Lévi is really an Frenchman named Alphonse Louis Constant, writing in the mid-nineteenth century. He writing style bears a lot of the stylistic tics I associate with that period by way of Marx: a circumlocutory style that talked around a subject without through line or goal, that manages to encompass its topic without elucidating it, and totally bereft of conclusion, instead relying upon bald, unsubstantiated statement or opinion*. It's really an horrible, horrible approach to approaching a non-fiction topic.

About that non-fiction topic. Lévi believes vampires exist. Vampires, dude. Among other things. There is actually something quite exhilarating about reading an old book that believes thing nobody does today. It's like traveling back in time and finding yourself in a another universe as well.
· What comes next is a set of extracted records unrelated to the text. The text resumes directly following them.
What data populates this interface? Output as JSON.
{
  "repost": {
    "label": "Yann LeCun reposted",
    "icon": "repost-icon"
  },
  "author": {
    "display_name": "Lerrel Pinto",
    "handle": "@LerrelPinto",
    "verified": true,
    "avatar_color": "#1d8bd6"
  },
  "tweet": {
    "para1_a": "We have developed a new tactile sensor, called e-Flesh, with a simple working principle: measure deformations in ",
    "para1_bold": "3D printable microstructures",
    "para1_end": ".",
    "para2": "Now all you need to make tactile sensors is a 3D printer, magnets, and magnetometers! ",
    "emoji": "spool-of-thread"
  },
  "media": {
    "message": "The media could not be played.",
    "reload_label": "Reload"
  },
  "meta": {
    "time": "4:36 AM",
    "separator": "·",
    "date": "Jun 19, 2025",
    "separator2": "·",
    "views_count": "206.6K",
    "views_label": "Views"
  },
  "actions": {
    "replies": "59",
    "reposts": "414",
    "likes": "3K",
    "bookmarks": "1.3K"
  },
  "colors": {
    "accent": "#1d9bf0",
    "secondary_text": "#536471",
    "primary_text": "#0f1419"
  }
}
I suppose I could spend all my time trying to debate Lévi's worldview and form one of my own in opposition to it, but at the moment it's enough to simply enter that world and get a taste of it before returning to my own.

More troubling is dealing with Lévi's worldview. It's kind of weird, because one doesn't usually think of magicians in these terms, but Lévi is very "traditional," in a sense. He thinks that hierarchy in knowledge is necessary for a properly functioning society, that it is not possible for the people to all be fully informed, and metaphysical knowledge must be held by a select few. However, this doesn't mean that he thinks all hierarchy is good; he thinks it's easy for it to be corrupted, and has no real suggestions for how to make things function better (at least not yet), beyond believing that those in possession of have the necessary training to use it wisely. Constant was Catholic, and a failed priest, so this view is probably a mixture of the support for the priesthood as a source of divine knowledge and of Transcendental Magic's approach to magical initiation.
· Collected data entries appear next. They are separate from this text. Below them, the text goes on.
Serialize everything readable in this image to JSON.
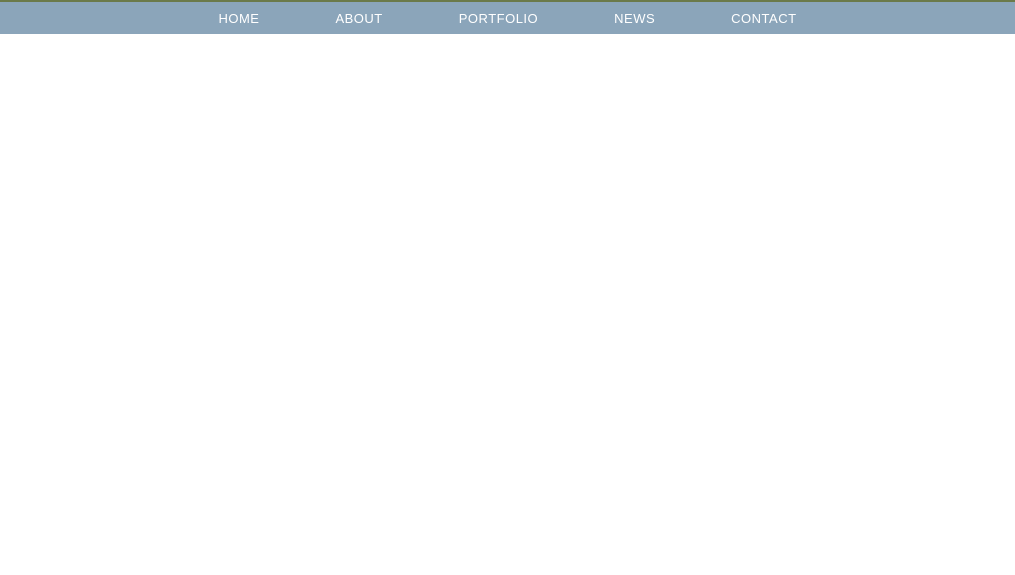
{
  "nav": {
    "items": [
      {
        "label": "HOME"
      },
      {
        "label": "ABOUT"
      },
      {
        "label": "PORTFOLIO"
      },
      {
        "label": "NEWS"
      },
      {
        "label": "CONTACT"
      }
    ]
  }
}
Lévi also seems to have a pretty old idea of the roles of the sexes. He talks much about how Goëtic, or Black Magic, is magic used outside the proper priestly initiation and thus most magicians and all witches really are trafficking with the devil. I was kind of expecting some kind of defense of people that had been persecuted as witches throughout history, but no, Lévi seems to really seem to think these are women who don't know their place. He also has a chapter, albeit a short one, devoted to the sacred power of virginity and chastity, and it seems to go without saying that men just be chaste, but women need to be virgins. There is also quite a bit on how evil spirits, incubi and succubi, are drawn to and created by repressed sexual energy and bodily emissions (that's some old-school terminology right there). Basically sexual energy is tied up a lot with bad things and evil and stuff, and there is definitely a gendered component to it all.
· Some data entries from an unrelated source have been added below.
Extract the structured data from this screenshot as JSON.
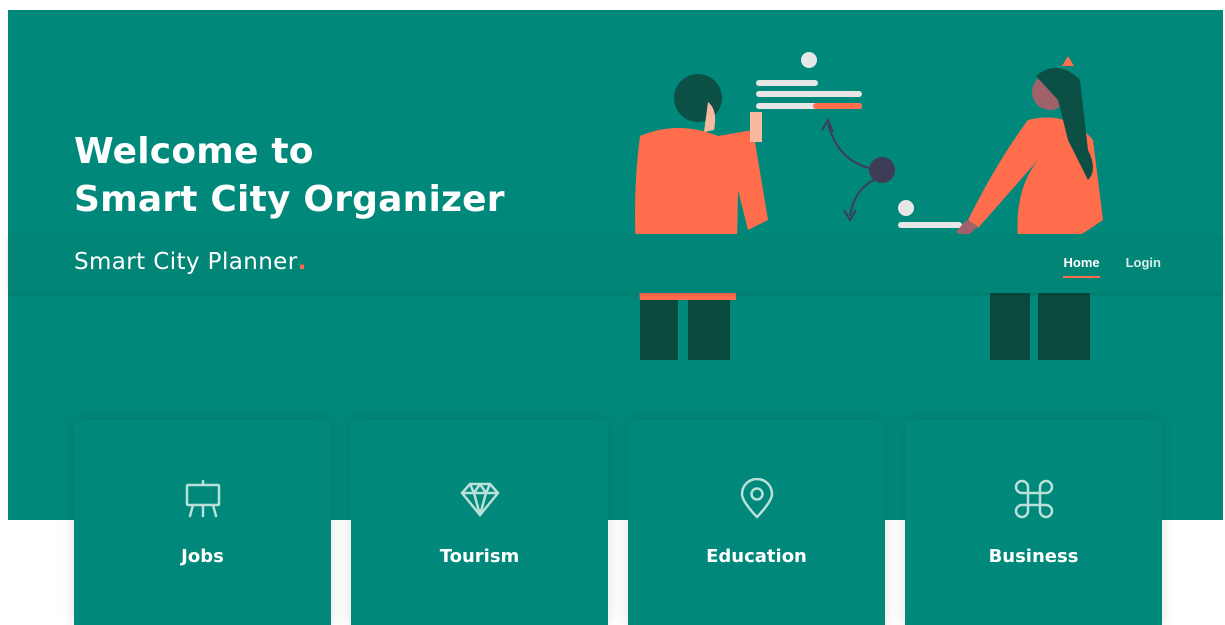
{
  "colors": {
    "primary": "#00897b",
    "navbar": "#008577",
    "accent": "#ff6d4d",
    "text": "#ffffff"
  },
  "hero": {
    "title_line1": "Welcome to",
    "title_line2": "Smart City Organizer"
  },
  "navbar": {
    "brand": "Smart City Planner",
    "brand_dot": ".",
    "links": [
      {
        "label": "Home",
        "active": true
      },
      {
        "label": "Login",
        "active": false
      }
    ]
  },
  "cards": [
    {
      "label": "Jobs",
      "icon": "presentation-easel-icon"
    },
    {
      "label": "Tourism",
      "icon": "diamond-icon"
    },
    {
      "label": "Education",
      "icon": "map-pin-icon"
    },
    {
      "label": "Business",
      "icon": "command-key-icon"
    }
  ]
}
I am still trying to figure out what Lévi's basic view of things is, but there is a lot of talk of the Astral Light, which isn't precisely light but seems to be the building block of physical reality, and also the form of spirit (you can definitely see here the building blocks of the connections people draw between magical thinking and quantum theory). This Astral Light, however, is tied to the serpent from the Garden of Eden somehow, and is juxtaposition to some other force, with is the more "divine" force. And the Devil, in the section on him—well, Lévi isn't really clear on what the devil is, precisely, although he seems dismissive of the conception of the devil as an actual figure and seems knowledgeable of the origins of the character of Lucifer Morningstar. But the personage of Lucifer Morningstar is somehow connected to the idea of the Astral Light, the source of it, so the Light seems somehow tied to "evil," as, to a certain degree, magic itself, or Black Magic, which seems to be manipulation of Astral Light in such a way that it corrupts the soul and make it hard to communicate with God, somehow. (I wish he would spell this stuff out clearer, I feel more like I am hunting and pecking for little bits of information from a cloud of verbiage.) This seems to be basically consistent with Lévi's opinions of mediums, which is that they are people whose souls are so tied up in knots that they draws other spirits to them like a whirlpool, and thus should be avoided by the rest of us.

It's weird. Lévi was a magician, yet he seems to have a very low opinion of most magicians, and not in an egotistical sense. I suppose at some later point in the book Lévi will will give a fuller account of Transcendental Magic and how this relates to other occult phenomena; I'm only around halfway through, after all.

*Though the work is translated by Waite, the style seems to carry through the specific level of word choices; it's more a matter of construction than diction. However, it probably exists on the level of word choice as well. Waite's various footnotes, incredibly useful, as they often correct Lévi's errors—and yes it is a bit annoying reading a book knowing you might be getting the wrong information—are much more direct and concise than his translation of Lévi's French, leading me to believe that his diction in translation is more a manner of capturing Lévi's tone than exchanging it for his own.